Much of Kincaid’s writing on the British Empire brings to mind another seminal Afro-Caribbean intellectual, Stuart Hall. He, too, did not pull any punches concerning the role that his adopted home played in the formation of his original one. “The very notion of Great Britain’s ‘greatness’ is bound up in the empire,” Hall once wrote. “Euro-skepticism and Little Englander nationalism could hardly survive if people understood whose sugar flowed through English blood and rotted English teeth.” For Kincaid, too, the rottenness of British society originated in the way Britain had treated much of the rest of the world. Perhaps no country should ever be considered “great,” but for Kincaid, certainly no imperial power could be described with such a term.

And yet despite all this, Kincaid can also be a writer of hope. If history created despair and anger, then memory offered inspiration. In her svelte novel Annie John, Kincaid revisited her own life in Antigua with unbridled clarity. In At the Bottom of the River, the remembered past is often a place of respite and possibility, as is also the case in Lucy, a novel about a West Indian girl working as an au pair for an American family.

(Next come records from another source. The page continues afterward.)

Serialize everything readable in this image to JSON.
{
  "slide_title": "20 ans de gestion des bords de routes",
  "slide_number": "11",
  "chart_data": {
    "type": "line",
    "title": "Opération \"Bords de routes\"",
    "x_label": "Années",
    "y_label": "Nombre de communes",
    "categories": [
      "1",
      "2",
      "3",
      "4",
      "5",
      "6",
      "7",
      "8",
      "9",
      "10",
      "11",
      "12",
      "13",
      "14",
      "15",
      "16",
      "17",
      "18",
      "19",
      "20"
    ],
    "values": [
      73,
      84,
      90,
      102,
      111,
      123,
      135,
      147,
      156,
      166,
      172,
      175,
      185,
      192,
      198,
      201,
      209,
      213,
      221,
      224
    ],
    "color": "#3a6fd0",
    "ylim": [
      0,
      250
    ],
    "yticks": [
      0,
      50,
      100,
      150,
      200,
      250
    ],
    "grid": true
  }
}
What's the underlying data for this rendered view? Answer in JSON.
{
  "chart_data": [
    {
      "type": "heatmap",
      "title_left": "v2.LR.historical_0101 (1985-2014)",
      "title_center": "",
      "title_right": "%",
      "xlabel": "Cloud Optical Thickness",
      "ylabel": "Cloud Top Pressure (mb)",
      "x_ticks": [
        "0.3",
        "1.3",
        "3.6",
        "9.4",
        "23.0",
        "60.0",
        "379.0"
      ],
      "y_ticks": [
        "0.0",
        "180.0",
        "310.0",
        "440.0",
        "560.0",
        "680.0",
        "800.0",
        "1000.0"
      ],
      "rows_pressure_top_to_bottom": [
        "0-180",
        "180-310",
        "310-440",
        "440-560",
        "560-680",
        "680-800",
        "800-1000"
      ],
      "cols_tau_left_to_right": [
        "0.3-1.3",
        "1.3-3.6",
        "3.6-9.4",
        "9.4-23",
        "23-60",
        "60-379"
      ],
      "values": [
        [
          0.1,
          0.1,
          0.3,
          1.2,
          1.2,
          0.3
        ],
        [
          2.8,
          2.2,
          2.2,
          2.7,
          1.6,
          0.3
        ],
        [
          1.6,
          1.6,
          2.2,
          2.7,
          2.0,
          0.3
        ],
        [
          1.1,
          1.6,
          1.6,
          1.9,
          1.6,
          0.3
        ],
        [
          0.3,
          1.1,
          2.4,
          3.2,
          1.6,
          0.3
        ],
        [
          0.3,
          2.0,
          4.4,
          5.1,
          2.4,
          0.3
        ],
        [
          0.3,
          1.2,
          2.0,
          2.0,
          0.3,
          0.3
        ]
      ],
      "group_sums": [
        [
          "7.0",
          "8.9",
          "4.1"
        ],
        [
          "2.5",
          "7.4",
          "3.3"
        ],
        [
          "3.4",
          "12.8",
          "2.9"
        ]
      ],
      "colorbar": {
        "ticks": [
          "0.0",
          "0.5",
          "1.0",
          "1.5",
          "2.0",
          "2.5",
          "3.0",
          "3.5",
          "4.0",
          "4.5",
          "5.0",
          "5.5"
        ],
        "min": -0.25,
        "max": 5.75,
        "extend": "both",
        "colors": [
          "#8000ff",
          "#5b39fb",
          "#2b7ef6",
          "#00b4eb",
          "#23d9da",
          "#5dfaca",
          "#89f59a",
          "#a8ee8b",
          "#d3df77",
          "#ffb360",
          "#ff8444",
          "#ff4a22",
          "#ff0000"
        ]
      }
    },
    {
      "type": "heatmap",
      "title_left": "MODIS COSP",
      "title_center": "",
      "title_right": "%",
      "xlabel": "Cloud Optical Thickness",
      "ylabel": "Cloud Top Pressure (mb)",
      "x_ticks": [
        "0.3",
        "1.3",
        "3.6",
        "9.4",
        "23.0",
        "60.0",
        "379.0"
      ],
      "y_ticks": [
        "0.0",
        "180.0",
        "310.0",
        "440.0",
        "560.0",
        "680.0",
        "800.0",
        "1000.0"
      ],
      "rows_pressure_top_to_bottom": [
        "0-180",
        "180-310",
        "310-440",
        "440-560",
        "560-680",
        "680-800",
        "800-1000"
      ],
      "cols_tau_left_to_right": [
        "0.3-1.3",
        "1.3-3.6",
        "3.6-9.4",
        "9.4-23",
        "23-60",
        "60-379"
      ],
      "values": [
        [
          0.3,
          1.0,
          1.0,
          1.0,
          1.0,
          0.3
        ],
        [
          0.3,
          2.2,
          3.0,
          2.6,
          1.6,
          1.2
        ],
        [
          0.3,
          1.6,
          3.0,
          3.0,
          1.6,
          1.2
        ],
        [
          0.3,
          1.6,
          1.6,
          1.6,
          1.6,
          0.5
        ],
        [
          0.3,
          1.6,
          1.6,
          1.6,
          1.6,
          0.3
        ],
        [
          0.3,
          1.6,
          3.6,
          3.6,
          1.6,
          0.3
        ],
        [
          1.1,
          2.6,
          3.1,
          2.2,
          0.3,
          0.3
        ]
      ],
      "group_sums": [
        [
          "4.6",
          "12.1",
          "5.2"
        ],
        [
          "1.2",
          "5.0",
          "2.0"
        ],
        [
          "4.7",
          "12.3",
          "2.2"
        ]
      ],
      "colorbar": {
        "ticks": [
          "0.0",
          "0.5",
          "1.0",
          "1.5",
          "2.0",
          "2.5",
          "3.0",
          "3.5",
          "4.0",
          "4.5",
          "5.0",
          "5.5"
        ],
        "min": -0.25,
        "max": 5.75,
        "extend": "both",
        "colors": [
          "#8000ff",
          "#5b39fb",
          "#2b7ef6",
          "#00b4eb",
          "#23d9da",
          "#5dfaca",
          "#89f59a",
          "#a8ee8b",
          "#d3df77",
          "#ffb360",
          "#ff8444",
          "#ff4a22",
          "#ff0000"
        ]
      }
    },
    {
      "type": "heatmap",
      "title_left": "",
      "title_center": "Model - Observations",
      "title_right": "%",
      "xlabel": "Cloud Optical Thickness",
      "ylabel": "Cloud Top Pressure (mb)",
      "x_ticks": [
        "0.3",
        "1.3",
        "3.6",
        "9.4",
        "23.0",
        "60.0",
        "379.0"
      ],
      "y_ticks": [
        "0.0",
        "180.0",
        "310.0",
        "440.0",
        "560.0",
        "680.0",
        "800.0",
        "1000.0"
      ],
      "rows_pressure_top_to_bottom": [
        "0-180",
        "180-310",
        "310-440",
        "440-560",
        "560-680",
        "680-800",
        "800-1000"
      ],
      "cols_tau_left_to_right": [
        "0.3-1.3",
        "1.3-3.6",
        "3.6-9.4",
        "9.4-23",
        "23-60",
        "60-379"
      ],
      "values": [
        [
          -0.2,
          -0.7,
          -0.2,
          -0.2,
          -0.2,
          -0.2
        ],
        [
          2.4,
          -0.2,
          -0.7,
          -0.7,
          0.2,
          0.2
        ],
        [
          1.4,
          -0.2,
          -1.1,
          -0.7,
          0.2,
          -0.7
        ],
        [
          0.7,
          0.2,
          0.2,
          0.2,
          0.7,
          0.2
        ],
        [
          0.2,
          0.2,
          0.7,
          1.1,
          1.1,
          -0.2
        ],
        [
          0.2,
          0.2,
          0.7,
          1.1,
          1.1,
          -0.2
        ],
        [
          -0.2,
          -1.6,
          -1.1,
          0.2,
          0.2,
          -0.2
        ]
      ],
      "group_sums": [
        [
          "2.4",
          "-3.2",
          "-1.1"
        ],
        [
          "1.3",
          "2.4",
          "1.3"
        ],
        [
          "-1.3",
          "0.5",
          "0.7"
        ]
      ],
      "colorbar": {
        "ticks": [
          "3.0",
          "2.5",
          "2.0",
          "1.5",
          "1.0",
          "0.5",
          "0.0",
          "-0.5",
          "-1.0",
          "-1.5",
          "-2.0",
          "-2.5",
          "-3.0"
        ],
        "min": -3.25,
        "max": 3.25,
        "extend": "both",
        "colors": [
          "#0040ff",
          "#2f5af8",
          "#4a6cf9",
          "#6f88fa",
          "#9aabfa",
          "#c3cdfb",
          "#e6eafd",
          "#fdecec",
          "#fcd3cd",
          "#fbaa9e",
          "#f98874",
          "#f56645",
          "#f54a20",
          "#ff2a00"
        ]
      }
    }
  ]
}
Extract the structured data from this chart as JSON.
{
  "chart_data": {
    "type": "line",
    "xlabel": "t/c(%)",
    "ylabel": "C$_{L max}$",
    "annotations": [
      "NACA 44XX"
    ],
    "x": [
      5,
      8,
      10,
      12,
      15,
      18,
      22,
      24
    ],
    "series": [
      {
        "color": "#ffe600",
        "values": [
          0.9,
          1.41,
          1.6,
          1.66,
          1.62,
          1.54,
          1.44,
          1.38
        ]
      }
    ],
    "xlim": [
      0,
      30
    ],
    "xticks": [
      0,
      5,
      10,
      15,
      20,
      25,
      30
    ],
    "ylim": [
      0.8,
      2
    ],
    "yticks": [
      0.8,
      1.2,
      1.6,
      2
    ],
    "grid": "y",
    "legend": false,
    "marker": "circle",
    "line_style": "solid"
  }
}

Memory pervades Putting Myself Together as well. A capacious and wide-ranging collection, it furnishes a portrait of Kincaid as a thinker and writer as she evolves over time and even her own self-perceptions change. There are some noticeable interstices, however. Reading the collection, I kept wondering about what seemed to be missing: an engagement with the political turmoil of the present day. Perhaps nonfiction was never the perfect vehicle for this, or Kincaid shouldn’t necessarily be the person to do this, but I am confident that she would do it well. Another area I would have liked to see explored further is how we understand the process of racialization in contemporary society and its relationship to the United States, a similarly vast empire. While Britain often comes under fire in Kincaid’s essays, there is far less about how the United States also operates around the world as an empire and how its violence abroad comes back home.

Yet even if some of these aspects are missing, Putting Myself Together does offer us a picture of Kincaid putting herself, well, together. In its witty social observations, sardonic humor, and purposeful provocations, it captures one of America’s most lively and wide-ranging literary voices. In its critiques of the British Empire and its studies of Caribbean life, it also offers a blueprint for the postcolonial pundit—showing how violence and exploitation abroad are connected to how they show up at home.

In her 2019 “letter” to Robinson Crusoe, Kincaid wrote, “Dear Mr. Crusoe, Please stay home. There’s no need for this ruse of going on a trading journey, in which more often than not the goods you are trading are people like me, Friday.” The letter is poignant, and it’s a directive that we should address to anyone who exercises unconscious cruelty toward the oppressed. May everyone reprimand their own colonizer with confident calculation, and if we dare, we can also be a bit spiteful.

Edna Bonhomme

Edna Bonhomme, a historian of science and writer based in Berlin, Germany, is the author of A History of the World in Six Plagues and the forthcoming Tending to Our Wounds.